Some sports have been forced to create categories, weight in general to give some a chance. This is the case of boxing, weightlifting and judo. In the larger categories of these sports, the dimensions of the champions become obvious, for the biggest triumph easily.
Genetics are probably the biggest driver for performances. For the average individual, who compares to the performance of top athletes, the outcome can be dramatic. Elite sport should really be an interesting information but not a driver and goal. We should do sport, even competition with that in mind, always. The person in the lane or track or field next to you, has not the same set of genetics. He might be ahead, effortlessly, while the you give it all. Life is not fair, and results are not either.
Conclusion
The media prefers to focus on the merits of great champions and the performances. Should we continue to adulate champions when starting social conditions, training facilities, technologies, very opaque substance enhancing and physiology are each the principle drivers for performance? Although we should not need to care, physical exercise and sport is good for all. Elite sports have taken a totally different route and, as such, becomes detrimental to the perception of sport and performance. It has become completely remote to the common man and woman levels. As it becomes artificial, it is not anymore a criterion of human "performance". Elite sports are not a measure of human performance of any kind, nor a display of equality, fairness, mental strength, or resolve. It is an artificial show and not sport.

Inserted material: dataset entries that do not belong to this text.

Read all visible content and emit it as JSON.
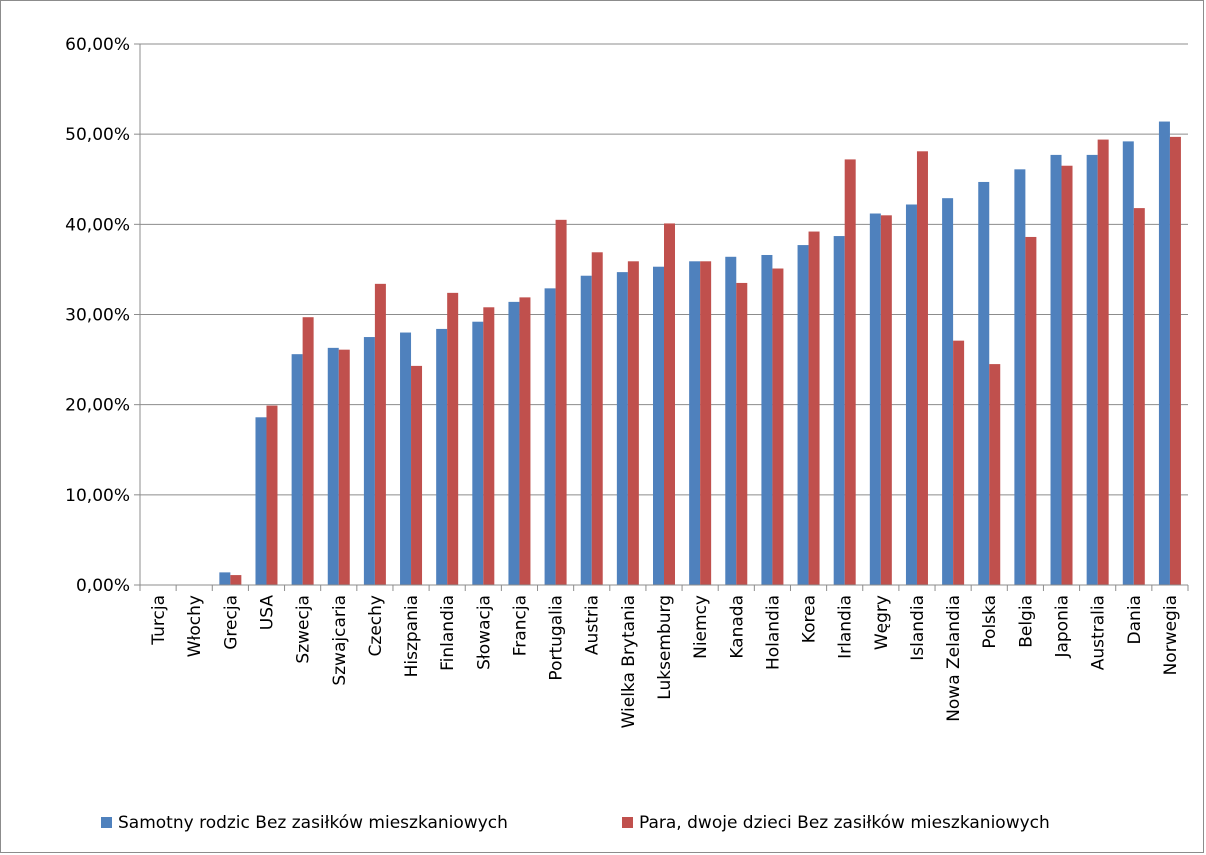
{
  "chart_data": {
    "type": "bar",
    "categories": [
      "Turcja",
      "Włochy",
      "Grecja",
      "USA",
      "Szwecja",
      "Szwajcaria",
      "Czechy",
      "Hiszpania",
      "Finlandia",
      "Słowacja",
      "Francja",
      "Portugalia",
      "Austria",
      "Wielka Brytania",
      "Luksemburg",
      "Niemcy",
      "Kanada",
      "Holandia",
      "Korea",
      "Irlandia",
      "Węgry",
      "Islandia",
      "Nowa Zelandia",
      "Polska",
      "Belgia",
      "Japonia",
      "Australia",
      "Dania",
      "Norwegia"
    ],
    "series": [
      {
        "name": "Samotny rodzic Bez zasiłków mieszkaniowych",
        "color": "#4f81bd",
        "values": [
          0,
          0,
          1.4,
          18.6,
          25.6,
          26.3,
          27.5,
          28.0,
          28.4,
          29.2,
          31.4,
          32.9,
          34.3,
          34.7,
          35.3,
          35.9,
          36.4,
          36.6,
          37.7,
          38.7,
          41.2,
          42.2,
          42.9,
          44.7,
          46.1,
          47.7,
          47.7,
          49.2,
          51.4
        ]
      },
      {
        "name": "Para, dwoje dzieci Bez zasiłków mieszkaniowych",
        "color": "#c0504d",
        "values": [
          0,
          0,
          1.1,
          19.9,
          29.7,
          26.1,
          33.4,
          24.3,
          32.4,
          30.8,
          31.9,
          40.5,
          36.9,
          35.9,
          40.1,
          35.9,
          33.5,
          35.1,
          39.2,
          47.2,
          41.0,
          48.1,
          27.1,
          24.5,
          38.6,
          46.5,
          49.4,
          41.8,
          49.7
        ]
      }
    ],
    "y_ticks": [
      "0,00%",
      "10,00%",
      "20,00%",
      "30,00%",
      "40,00%",
      "50,00%",
      "60,00%"
    ],
    "ylim": [
      0,
      60
    ],
    "grid": true,
    "legend_position": "bottom"
  }
}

Real sport is great. Exercise is indispensable for a healthy life. Its benefits are undisputed from cardiologic, neurologic, mental health and intelligence and memory enhancement, heavy pathologies avoidance, cancer risk reduction. We are starting to understand why exercise is good, as progress in the understanding of stem cells and microbiome reveal their first clues. Since our modern lifestyle is more sedentary we must find motivations to step out of the armchairs or desks. Organized sports, competitions can give us these drives. If it becomes unnatural, unfair, artificial, unattainable as in Elite sports it will reduces health in societies. We are not born equal certainly not genetically, but also in means and chances. Sports is a measure against one’s own ability, not against the rest of the world. One does not need the latest shoes, suit, bike, contention socks, carry-on energy drinks to do sports, quite the contrary especially since the next step towards enhancing technologies or medication becomes blurry. We must thrive to be our best, not to be first, for ourselves, not in comparison to others.
PS.: Some information on technology and changes of body types were inspired by David Epstein TED Talk on the subject.